The risk of a massive increase in destitution in the UK, beyond the 14 million already living in poverty (4.6 million of them children) is obvious.
This prospect calls for radical measures.
What the government needs to do is to intervene to restrain redundancies and to maintain the income of those in work.
This is precisely what other developed economies have done in the present crisis.
Sweden has guaranteed laid-off workers 90 per cent of their income. In Denmark a tripartite agreement has been negotiated between the employers, the government and the trade unions whereby the Danish government is underwriting 75 per cent of the wages of workers facing redundancies if firms do not lay off the workers.
In Britain the Bill could be amended to present the opportunity, in agreement with the TUC and the CBI, for the government to underwrite a percentage of full pay for firms to retain workers who would otherwise have to be made redundant because of coronavirus.
But some workers will already have been laid off, permanently.
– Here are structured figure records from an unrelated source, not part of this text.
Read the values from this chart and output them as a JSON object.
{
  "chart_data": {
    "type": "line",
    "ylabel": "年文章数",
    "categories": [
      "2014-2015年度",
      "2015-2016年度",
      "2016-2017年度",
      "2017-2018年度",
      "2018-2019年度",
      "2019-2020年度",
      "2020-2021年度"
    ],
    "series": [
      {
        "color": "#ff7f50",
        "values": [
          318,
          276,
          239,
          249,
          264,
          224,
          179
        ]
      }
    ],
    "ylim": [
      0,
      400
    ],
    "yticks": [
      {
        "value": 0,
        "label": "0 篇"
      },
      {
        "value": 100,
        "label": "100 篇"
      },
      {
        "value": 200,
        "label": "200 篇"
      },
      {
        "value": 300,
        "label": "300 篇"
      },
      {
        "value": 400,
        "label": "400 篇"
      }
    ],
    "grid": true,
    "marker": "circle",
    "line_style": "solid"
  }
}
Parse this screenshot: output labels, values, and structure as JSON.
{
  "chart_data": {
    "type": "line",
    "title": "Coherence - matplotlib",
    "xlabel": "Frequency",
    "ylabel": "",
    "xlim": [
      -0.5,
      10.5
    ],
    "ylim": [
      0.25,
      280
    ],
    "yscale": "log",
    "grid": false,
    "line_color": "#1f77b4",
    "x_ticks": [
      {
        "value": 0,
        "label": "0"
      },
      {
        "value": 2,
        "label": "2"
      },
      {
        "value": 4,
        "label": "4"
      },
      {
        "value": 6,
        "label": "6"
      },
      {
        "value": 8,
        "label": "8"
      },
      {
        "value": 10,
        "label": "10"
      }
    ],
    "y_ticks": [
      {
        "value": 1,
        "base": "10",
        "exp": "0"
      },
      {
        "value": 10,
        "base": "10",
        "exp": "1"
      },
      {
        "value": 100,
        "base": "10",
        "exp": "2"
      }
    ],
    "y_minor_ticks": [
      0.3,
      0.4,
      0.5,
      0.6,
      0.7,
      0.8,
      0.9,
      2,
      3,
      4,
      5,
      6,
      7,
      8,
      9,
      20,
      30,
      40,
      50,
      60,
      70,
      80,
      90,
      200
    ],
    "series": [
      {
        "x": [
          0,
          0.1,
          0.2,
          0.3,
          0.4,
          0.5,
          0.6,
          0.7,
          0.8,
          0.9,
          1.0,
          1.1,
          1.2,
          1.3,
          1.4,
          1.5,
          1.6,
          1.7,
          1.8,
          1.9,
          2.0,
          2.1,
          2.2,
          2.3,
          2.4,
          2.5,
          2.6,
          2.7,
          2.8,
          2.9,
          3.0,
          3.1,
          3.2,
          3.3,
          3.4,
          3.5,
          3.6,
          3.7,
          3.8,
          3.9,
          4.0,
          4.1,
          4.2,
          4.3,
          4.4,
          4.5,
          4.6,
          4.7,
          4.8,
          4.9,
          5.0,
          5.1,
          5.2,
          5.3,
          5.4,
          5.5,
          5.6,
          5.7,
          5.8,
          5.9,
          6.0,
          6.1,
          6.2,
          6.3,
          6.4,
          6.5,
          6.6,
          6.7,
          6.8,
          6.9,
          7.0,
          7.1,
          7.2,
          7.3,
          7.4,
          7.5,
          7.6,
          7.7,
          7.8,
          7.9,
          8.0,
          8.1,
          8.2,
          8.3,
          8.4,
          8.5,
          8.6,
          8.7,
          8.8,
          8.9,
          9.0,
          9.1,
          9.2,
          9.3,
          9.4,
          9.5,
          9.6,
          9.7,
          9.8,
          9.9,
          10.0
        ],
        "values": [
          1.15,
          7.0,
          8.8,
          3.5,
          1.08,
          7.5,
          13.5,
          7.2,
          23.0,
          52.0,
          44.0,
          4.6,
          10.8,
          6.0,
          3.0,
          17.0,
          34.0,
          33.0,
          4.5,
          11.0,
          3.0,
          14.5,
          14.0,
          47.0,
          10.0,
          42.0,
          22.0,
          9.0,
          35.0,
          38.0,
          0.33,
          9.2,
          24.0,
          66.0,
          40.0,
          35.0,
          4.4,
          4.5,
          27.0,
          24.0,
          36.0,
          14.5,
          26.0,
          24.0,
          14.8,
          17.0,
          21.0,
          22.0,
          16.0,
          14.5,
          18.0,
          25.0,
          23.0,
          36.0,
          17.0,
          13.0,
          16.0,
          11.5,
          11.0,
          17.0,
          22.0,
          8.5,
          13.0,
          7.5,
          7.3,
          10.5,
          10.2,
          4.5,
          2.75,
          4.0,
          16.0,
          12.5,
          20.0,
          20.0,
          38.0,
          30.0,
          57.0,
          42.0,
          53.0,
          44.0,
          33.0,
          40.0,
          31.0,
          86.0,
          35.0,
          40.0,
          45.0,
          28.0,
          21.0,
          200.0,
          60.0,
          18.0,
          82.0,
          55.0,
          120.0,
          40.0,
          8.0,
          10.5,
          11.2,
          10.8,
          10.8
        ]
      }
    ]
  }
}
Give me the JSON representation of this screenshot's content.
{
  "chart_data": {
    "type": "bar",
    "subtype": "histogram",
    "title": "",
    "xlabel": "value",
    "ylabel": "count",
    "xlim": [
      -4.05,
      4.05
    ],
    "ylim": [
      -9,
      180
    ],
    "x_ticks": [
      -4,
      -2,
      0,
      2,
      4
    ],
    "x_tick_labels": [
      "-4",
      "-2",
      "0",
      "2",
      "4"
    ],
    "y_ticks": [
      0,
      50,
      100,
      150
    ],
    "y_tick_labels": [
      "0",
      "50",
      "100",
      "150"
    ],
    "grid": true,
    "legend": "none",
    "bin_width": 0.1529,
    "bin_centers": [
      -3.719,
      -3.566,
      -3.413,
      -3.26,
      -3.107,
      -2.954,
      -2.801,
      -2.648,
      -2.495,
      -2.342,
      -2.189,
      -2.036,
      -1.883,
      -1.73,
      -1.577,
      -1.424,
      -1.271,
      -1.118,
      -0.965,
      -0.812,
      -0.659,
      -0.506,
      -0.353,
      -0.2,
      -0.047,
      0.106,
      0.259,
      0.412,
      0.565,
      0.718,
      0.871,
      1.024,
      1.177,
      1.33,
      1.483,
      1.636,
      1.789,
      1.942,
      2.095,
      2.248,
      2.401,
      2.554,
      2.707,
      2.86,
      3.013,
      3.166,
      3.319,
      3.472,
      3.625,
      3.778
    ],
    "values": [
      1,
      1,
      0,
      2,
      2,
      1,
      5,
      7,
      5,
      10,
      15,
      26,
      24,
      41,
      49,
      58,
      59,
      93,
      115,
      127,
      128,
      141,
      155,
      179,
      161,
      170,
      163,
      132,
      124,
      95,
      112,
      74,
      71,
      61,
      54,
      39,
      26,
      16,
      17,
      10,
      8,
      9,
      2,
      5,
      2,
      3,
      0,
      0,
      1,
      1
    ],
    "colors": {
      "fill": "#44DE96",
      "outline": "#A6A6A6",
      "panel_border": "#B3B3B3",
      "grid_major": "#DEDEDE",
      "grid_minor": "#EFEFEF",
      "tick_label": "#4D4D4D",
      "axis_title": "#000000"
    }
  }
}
The daily news is of further redundancies.
For them and others who slip through the net, the government needs to introduce universal basic income.
UBI is a controversial subject and was rejected by referendum when proposed in Switzerland last year.
But in the circumstances of the current crisis surely it is a worthwhile temporary expedient, the theory of which as a long-term measure can be discussed at leisure in coming months.
The country cannot afford millions more citizens, unemployed, grappling with universal credit, and with it the grave risk of increased hunger, hypothermia, homelessness, and, ultimately, insurrection.
Indeed, it is in the interests of business that these radical measures be taken. If they are not, the scale of wage cuts and unemployment will suck demand out of the economy to create a crash and depression certainly on the scale of the 1930s.
There will be consequential lawlessness, unrest and social chaos on a scale unprecedented in Britain for a very long time.